The euro came close to $1.50 on Tuesday, a level last seen 14 months ago, as the prospect of low US interest rates for some time reduced the greenback's appeal, traders said.
"Without any concrete action to prevent euro appreciation, the door is open" for the euro to top $1.50 in the near future, said Calyon currency analyst Mitul Kotecha.
Traders even have said the value of the euro could yet regain its all-time high of $1.60.
But for politicians, the prospects are gloomy.
European finance ministers on Monday voiced concern about the strength of the euro, which is hurting exporters and hampering a nascent recovery.
"We spent quite a long time discussing exchange rates tonight, it's a problem which has us worried," Luxembourg Prime Minister Jean-Claude Juncker said after a meeting of eurozone finance ministers.
"We repeated together that we wanted a strong dollar, that we needed a strong dollar," France's Finance Minister Christine Lagarde stressed.
Experts have warned that the spluttering economic recovery in Europe is endangered by a dive in the value of the dollar, which analysts say Washington covets in order to lower debts to China and boost exports.
There is concern in Europe that Washington is seeking a short-term boost to its own exports and a long-term reduction in the value of government and private debts.

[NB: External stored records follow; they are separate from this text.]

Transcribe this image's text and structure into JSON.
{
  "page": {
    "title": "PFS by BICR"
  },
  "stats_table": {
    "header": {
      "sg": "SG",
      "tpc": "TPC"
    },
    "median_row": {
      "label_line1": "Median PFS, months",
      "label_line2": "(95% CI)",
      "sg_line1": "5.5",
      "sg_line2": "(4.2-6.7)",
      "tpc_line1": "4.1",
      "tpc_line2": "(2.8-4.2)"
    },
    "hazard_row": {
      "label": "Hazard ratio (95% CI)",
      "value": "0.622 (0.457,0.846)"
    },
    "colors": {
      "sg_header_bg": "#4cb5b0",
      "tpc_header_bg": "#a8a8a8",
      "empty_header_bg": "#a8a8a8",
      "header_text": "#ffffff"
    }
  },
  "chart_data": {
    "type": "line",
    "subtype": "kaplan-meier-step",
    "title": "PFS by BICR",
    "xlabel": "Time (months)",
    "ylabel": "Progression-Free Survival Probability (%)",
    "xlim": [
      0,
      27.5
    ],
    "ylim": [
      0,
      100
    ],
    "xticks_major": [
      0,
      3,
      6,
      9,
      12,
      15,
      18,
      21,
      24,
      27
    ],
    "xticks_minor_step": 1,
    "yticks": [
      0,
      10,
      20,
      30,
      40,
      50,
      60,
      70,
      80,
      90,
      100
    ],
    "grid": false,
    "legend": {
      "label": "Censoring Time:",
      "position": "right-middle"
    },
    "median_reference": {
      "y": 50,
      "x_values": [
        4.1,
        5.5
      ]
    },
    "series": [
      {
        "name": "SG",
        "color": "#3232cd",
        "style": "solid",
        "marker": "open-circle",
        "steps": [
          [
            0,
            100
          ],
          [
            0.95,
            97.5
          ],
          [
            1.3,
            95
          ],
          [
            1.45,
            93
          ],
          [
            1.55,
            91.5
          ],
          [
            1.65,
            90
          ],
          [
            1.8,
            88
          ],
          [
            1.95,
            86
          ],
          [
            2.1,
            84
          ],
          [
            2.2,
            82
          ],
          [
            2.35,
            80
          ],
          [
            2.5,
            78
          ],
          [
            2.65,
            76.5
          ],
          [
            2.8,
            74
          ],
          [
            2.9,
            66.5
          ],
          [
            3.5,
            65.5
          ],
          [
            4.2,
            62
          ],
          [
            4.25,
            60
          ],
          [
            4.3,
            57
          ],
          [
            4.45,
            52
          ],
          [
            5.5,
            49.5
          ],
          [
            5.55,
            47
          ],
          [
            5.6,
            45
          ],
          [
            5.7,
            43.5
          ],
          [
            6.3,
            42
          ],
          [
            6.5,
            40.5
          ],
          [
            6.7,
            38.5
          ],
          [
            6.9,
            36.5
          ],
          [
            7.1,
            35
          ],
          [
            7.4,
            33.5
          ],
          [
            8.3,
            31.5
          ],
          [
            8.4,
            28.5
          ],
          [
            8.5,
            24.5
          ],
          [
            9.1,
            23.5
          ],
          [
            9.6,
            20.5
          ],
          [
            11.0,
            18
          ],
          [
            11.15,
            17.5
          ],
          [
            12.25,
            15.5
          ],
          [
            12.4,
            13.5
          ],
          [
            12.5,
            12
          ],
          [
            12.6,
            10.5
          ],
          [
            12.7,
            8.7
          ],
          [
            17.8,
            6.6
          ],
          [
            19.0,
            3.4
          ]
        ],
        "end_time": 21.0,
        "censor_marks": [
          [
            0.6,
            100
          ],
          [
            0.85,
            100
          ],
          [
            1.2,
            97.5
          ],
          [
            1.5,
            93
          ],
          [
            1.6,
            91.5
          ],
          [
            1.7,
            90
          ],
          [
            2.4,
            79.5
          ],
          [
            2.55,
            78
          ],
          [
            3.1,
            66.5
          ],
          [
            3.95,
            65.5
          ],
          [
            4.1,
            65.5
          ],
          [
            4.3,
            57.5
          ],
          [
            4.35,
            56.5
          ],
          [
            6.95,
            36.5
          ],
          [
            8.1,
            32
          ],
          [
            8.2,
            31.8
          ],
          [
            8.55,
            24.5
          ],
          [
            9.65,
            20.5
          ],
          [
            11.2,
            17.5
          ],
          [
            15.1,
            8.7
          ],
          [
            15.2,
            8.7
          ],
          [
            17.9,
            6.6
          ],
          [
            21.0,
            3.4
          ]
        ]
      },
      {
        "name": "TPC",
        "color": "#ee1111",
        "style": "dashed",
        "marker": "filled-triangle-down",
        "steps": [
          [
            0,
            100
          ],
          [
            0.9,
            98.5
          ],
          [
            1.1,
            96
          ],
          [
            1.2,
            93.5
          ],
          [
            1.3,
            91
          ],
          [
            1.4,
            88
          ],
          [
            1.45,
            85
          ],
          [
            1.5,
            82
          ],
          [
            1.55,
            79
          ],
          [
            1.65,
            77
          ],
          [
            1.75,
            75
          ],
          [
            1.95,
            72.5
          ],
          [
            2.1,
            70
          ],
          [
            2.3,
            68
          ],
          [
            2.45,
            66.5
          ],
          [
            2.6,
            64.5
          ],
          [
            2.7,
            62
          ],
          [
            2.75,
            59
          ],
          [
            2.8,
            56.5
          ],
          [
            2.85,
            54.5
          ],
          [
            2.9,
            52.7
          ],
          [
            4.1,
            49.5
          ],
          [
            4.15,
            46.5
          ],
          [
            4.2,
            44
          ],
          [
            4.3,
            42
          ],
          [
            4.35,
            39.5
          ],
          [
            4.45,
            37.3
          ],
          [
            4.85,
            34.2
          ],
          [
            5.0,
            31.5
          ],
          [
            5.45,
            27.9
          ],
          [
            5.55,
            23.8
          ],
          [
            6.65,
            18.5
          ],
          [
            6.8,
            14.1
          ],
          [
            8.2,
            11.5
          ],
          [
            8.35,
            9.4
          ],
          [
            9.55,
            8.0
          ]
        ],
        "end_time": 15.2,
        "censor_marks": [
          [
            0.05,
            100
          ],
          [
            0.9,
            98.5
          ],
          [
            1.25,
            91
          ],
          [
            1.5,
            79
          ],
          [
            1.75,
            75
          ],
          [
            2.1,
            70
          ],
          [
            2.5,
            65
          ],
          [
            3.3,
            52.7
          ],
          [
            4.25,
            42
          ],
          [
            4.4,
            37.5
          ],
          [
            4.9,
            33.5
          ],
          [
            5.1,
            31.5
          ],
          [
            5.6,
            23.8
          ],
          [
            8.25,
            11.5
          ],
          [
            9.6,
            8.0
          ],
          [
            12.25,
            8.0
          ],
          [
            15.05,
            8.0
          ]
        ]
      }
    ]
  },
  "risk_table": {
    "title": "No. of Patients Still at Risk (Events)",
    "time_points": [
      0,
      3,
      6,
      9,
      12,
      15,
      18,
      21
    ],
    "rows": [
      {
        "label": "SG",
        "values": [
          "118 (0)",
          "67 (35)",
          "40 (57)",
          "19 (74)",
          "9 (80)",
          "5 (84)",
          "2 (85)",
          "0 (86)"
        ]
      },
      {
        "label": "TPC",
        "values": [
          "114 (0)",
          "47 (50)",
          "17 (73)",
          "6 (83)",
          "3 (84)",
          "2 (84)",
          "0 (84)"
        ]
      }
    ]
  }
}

Juncker said Friday that "if the euro's direction would continue to move along the lines of recent weeks, there is a risk ... that it could slow economic recovery in Europe."
The European Commission reckons that appreciation in the euro's value against the dollar of 10 percent in real terms would see exports fall by around 2.5 percent within two years.
"The strength of the euro is coming at absolutely the wrong time," Jens Nagel, head of the international department of the German Exporters Association in Berlin, told the New York Times. "The US is our biggest trading partner after the European Union, and it's a big blow to the recovery of auto companies and industrial exporters."
Meanwhile, the falling yuan, the currency in another major exporting rival China – the country also set to be the biggest victim of the depreciating dollar – further threatens European export prospects at such a vulnerable time.
Juncker said he, European Central Bank boss Jean-Claude Trichet and EU economic and monetary affairs commissioner Joaquin Almunia would now turn their sights on Beijing before the year is out.
"It is foreseen that the three of us will travel to China before the end of this year and discuss the exchange rate policy," said Juncker, without giving any details as to what message they would carry.